Java Double Locking - Can someone explain more simply why intuition wouldn't work?

Question

I found the following code here: http://en.wikipedia.org/wiki/Double-checked_locking#Usage_in_Java

I am trying to understand why there are certain cases where this would not work. I read the explanation of the "subtle" problems, and that using volatile will fix the issue, but I'm a bit confused.

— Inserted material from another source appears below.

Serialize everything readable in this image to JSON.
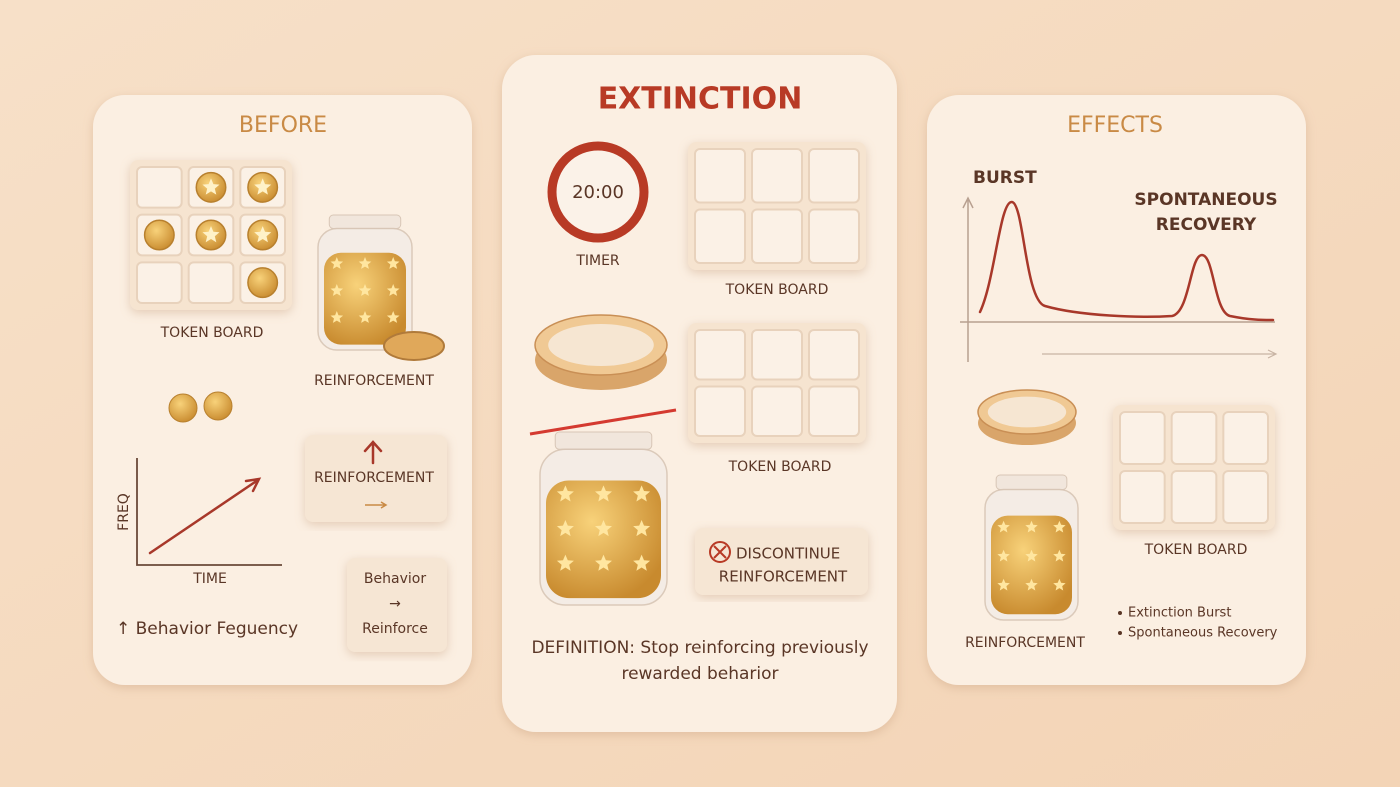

// Broken multithreaded version
// "Double-Checked Locking" idiom
class Foo {
    private Helper helper = null;
    public Helper getHelper() {
        if (helper == null) {
            synchronized(this) {
                if (helper == null) {
                    helper = new Helper();
                }
            }
        }
        return helper;
    }

    // other functions and members...
}

Basically, am I right to assume this would fail due to the fact that the helper == null check in the synchronized block has a chance to fail because it could be "partially" constructed at that point? Does java not return null if an object is partially constructed? Is that the issue?

Anyway, I know that it's not great practice to do double check locking, but I was just curious in theory why the above code fails, and why volatile (plus the addition of assigning a local variable) fixes this? Here's some code I got from somewhere.

// Double-check idiom for lazy initialization of instance fields
private volatile FieldType field;
FieldType getField() {
    FieldType result = field;
    if (result == null) { // First check (no locking)
        synchronized(this) {
            result = field;
            if (result == null) // Second check (with locking)
                field = result = computeFieldValue();
        }
    }
    return result;
}

I know there are a thousand posts already about this, but explanations seem to mention changes in memory model after 1.5, and I don't quite get what that has to do with it too :-(.

Thanks in advanced!

Answer 1

am I right to assume this would fail due to the fact that the helper == null check in the synchronized block has a chance to fail because it could be "partially" constructed at that point?

Yes you are right. This is explained in Out-of-order writes. helper = new Helper() consists of 3 steps: memory allocation, call to the constructor, and assignment. JIT compiler is free to reorder instructions and do assignment after memory allocation (which returns reference to the new object) but before the constructor invocation. Using volatile prevents reordering.